The Philippine National Bank (PNB) reported a net income of Php 3.2 billion for the first six months of 2014…


The Philippine National Bank (PNB) reported a net income of Php 3.2 billion for the first six months of 2014, 39% lower than last year’s Php 5.3 billion mainly due to the extraordinary trading gains booked a year-ago. Sustained growth in the Bank’s core business resulted in a net interest income rising by 39% to Php 8.4 billion. Interest income on loans and receivables increased by 18% to Php 7.4 billion, supported by a steady growth in its loans portfolio particularly consumer loans. On the other hand, interest expense declined by 65% to Php 1.8 billion with the redemption of the Bank’s high interest-bearing Long-term Negotiable Certificate of Deposits and Unsecured Subordinated Debt amounting to Php 3.25 billion and Php 11.5 billion, respectively.

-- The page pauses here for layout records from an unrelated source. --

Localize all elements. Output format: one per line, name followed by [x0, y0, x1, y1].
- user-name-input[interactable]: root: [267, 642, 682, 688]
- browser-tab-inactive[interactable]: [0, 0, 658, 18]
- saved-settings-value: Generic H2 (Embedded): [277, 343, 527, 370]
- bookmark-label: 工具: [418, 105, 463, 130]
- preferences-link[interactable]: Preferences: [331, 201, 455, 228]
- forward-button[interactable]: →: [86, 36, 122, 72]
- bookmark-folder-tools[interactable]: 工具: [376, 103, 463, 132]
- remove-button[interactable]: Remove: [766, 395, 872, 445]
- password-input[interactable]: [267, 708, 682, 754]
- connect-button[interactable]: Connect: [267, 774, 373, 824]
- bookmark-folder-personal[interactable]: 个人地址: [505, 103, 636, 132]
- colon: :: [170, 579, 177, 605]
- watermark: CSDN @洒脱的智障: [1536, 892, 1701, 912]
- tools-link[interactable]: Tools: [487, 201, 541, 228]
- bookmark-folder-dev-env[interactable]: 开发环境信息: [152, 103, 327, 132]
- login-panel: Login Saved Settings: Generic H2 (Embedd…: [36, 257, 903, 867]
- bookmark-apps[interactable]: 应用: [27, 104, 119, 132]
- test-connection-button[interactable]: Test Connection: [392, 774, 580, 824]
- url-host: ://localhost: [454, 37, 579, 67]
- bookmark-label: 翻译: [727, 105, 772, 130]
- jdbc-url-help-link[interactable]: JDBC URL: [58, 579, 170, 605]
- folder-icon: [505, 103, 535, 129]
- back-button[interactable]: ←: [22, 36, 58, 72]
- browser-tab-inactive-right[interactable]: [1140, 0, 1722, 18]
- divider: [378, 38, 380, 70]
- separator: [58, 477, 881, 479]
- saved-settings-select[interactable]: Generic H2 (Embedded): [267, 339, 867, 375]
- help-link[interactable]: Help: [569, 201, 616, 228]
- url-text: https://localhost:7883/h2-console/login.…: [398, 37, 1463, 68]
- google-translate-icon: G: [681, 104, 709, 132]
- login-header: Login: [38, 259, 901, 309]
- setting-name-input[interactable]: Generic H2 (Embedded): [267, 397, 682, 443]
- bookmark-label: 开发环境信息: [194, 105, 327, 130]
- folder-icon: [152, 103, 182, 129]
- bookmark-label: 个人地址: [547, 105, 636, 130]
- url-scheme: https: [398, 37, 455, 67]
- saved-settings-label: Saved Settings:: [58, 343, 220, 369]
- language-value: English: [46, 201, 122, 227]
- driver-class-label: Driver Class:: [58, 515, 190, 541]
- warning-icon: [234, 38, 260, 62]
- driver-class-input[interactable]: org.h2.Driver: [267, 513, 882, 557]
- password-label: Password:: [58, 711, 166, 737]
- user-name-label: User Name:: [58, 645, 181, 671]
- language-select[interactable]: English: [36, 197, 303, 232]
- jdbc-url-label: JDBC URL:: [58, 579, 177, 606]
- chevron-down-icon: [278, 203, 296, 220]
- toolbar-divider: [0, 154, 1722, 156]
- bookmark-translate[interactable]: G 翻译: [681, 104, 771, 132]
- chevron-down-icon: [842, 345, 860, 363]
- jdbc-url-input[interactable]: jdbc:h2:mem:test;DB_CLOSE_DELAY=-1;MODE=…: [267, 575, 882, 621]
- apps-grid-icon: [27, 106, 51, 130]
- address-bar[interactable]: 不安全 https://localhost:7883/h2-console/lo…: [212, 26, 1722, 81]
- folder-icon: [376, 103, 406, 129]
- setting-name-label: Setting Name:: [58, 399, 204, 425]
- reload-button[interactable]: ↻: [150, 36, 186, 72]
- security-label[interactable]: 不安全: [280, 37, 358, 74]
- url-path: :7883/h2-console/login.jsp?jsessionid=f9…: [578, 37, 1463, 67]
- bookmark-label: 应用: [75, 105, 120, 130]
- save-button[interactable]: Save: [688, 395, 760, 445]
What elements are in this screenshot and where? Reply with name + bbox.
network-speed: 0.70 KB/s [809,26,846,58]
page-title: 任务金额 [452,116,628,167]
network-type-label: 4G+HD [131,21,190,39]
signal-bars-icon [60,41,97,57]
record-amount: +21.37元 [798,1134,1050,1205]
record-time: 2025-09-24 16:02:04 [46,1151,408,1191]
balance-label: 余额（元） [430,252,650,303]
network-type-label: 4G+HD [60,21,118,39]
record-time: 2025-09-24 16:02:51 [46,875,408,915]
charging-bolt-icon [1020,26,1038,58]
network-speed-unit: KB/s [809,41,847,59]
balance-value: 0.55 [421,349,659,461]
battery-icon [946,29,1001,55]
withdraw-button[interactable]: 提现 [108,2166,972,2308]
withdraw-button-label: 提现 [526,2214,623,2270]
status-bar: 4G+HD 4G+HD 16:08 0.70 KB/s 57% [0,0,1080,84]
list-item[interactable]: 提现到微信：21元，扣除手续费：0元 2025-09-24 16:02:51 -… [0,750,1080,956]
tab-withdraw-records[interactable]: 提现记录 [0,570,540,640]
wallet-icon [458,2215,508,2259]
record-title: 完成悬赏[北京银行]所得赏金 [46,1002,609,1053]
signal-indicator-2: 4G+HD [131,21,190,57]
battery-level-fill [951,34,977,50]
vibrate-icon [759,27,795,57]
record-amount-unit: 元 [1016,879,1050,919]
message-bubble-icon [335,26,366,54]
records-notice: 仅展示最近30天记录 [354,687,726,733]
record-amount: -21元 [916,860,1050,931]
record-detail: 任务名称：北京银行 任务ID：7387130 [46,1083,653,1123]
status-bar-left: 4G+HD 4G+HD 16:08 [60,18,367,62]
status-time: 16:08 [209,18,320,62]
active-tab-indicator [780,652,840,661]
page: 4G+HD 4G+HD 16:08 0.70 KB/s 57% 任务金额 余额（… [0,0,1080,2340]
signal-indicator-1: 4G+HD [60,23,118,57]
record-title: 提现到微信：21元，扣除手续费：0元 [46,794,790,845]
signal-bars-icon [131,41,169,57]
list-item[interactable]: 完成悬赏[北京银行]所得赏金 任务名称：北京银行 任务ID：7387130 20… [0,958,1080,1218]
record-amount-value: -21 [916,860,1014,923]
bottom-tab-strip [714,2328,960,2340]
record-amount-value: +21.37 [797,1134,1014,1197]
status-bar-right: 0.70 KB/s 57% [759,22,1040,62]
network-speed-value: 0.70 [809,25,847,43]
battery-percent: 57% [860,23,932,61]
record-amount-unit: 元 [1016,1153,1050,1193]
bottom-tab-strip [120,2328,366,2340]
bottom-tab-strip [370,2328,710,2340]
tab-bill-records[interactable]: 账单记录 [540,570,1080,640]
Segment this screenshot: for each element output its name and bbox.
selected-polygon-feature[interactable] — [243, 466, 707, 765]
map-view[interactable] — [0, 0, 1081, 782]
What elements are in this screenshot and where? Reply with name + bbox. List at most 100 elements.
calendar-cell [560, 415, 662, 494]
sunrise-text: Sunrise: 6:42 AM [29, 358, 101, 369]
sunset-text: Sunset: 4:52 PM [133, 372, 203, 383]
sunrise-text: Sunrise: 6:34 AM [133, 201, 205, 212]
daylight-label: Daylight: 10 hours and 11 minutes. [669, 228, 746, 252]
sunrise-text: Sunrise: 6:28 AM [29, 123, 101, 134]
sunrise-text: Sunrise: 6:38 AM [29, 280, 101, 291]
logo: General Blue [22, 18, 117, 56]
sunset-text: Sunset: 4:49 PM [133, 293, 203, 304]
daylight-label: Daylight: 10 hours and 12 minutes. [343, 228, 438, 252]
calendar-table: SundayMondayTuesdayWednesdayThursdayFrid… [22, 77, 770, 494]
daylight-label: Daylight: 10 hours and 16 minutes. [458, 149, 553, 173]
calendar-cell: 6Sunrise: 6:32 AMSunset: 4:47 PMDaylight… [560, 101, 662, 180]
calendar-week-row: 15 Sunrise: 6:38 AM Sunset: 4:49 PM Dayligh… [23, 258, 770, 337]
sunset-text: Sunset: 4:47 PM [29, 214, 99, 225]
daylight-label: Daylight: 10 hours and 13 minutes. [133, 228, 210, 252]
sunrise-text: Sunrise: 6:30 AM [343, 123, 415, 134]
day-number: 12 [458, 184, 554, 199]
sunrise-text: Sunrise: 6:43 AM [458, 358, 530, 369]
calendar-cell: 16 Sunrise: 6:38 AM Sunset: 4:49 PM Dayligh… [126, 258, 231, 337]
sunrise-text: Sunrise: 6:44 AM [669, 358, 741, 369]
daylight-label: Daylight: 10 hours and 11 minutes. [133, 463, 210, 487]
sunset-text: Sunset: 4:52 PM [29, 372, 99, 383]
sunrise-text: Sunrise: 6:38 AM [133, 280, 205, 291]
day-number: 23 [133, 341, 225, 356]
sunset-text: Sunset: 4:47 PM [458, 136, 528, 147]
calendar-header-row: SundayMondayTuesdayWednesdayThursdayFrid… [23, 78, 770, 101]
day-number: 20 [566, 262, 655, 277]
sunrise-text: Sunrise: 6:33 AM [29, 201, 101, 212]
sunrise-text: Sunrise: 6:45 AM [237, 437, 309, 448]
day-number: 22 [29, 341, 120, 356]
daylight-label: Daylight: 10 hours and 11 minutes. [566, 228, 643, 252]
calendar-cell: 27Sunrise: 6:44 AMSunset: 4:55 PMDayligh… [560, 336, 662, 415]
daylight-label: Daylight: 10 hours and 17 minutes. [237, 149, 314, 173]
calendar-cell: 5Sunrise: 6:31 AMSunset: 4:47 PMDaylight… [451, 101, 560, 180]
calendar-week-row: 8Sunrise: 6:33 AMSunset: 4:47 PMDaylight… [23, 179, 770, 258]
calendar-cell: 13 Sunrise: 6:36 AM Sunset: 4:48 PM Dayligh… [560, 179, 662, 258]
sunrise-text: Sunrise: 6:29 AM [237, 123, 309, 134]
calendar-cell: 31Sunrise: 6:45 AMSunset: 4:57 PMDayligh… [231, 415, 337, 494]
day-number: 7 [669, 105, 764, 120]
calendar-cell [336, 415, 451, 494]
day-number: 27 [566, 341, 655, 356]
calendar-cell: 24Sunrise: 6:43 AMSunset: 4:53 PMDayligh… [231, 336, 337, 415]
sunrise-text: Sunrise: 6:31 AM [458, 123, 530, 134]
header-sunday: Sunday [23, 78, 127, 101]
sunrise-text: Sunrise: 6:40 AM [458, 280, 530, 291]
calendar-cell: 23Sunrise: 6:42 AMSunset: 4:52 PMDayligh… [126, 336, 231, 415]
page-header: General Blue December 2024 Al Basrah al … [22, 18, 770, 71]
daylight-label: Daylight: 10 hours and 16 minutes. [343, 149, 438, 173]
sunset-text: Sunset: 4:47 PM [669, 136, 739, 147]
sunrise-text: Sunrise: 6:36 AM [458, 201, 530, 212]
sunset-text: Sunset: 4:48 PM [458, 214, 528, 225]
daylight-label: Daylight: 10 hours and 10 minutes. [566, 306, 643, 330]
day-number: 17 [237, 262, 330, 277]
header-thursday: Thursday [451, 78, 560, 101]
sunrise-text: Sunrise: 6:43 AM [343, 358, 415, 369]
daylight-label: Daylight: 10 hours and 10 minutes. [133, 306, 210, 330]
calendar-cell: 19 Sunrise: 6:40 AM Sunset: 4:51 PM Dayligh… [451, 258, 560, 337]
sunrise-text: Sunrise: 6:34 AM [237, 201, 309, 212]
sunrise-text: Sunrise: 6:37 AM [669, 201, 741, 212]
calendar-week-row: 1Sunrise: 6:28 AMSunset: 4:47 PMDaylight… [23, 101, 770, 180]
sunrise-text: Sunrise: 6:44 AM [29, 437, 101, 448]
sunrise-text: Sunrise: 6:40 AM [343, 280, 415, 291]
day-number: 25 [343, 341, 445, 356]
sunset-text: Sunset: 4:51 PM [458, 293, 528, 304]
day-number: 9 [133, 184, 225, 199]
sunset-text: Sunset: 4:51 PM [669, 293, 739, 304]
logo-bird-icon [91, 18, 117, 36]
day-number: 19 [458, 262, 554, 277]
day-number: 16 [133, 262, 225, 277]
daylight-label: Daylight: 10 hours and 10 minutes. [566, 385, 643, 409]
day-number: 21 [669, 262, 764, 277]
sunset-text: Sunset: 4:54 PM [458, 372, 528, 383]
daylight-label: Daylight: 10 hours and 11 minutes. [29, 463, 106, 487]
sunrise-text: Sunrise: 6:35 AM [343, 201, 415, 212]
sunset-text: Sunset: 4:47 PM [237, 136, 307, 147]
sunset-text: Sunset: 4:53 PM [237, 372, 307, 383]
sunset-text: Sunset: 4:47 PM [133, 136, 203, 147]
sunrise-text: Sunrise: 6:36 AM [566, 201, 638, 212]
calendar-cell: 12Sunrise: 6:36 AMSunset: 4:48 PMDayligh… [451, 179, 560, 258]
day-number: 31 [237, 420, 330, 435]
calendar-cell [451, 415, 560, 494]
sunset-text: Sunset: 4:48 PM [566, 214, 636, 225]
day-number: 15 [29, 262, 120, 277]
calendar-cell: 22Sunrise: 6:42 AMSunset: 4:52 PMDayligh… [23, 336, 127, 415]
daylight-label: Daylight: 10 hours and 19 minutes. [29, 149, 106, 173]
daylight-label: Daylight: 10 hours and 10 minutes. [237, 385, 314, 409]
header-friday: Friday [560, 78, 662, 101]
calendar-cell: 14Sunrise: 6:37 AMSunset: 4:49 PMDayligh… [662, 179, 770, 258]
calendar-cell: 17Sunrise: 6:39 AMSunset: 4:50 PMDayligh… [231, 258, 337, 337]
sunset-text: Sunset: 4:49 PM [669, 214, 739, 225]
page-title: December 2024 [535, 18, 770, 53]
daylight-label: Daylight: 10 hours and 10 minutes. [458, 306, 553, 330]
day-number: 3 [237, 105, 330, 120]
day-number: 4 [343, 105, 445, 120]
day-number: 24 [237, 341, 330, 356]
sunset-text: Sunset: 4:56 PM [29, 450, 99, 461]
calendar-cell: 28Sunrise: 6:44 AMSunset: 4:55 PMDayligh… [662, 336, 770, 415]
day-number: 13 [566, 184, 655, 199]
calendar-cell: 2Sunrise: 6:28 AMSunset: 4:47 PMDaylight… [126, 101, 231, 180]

Fee-based income contributed Php 1.3 billion to the Bank’s revenue stream, fueled by the expansion of the remittance business and rationalization of fees and charges on Bank services. To further boost the Bank’s net service fees and provide a more convenient way for Filipinos abroad to send money back to the Philippines, PNB has partnered with US-based Wells Fargo & Company last July 2014. Wells Fargo has an extensive network of more than 9,000 stores and 12,500 ATMs across 39 states in the US. Recognizing its exceptional performance in terms of remittance volume, the Bangko Sentral ng Pilipinas (BSP) awarded the Bank as the Outstanding Philippine Payments and Settlement System (PhilPass) REMIT Participant during the BSP’s 2014 Awards Ceremony and Appreciation Lunch for BSP Stakeholders in July.

PNB ended the first half of the year with consolidated assets reaching Php 601.8 billion. Asset quality continued to improve. Non-performing loans net of valuation reserves settled at Php 3 billion as of June 30, 2014 with net NPL ratio at 1.2%.

The Bank’s capital position remained solid. In the first quarter of the year, PNB successfully generated Php 11.6 billion in fresh capital from its stock rights offering, indicative of the Bank’s stockholders full confidence on the long-term prospects of the Bank. By end-June 2014, the Bank’s consolidated equity stood at Php 89.3 billion translating to a capital adequacy ratio (CAR) of 18.8% and Tier 1 ratio of 15.5%, well within regulatory limits.

Last March 2014, Standard & Poor’s Ratings Services hiked its outlook on PNB from “stable”; to “positive”;, citing the gradual improvement in its asset quality following the merger with Allied Banking Corporation. In addition, Moody’s Investors Service also raised PNB’s credit rating outlook from “stable”; to “positive”; last May 2014, affirming PNB’s Ba2/NP local and foreign currency deposit ratings which reflects the ongoing improvements in the credit profile of the Bank.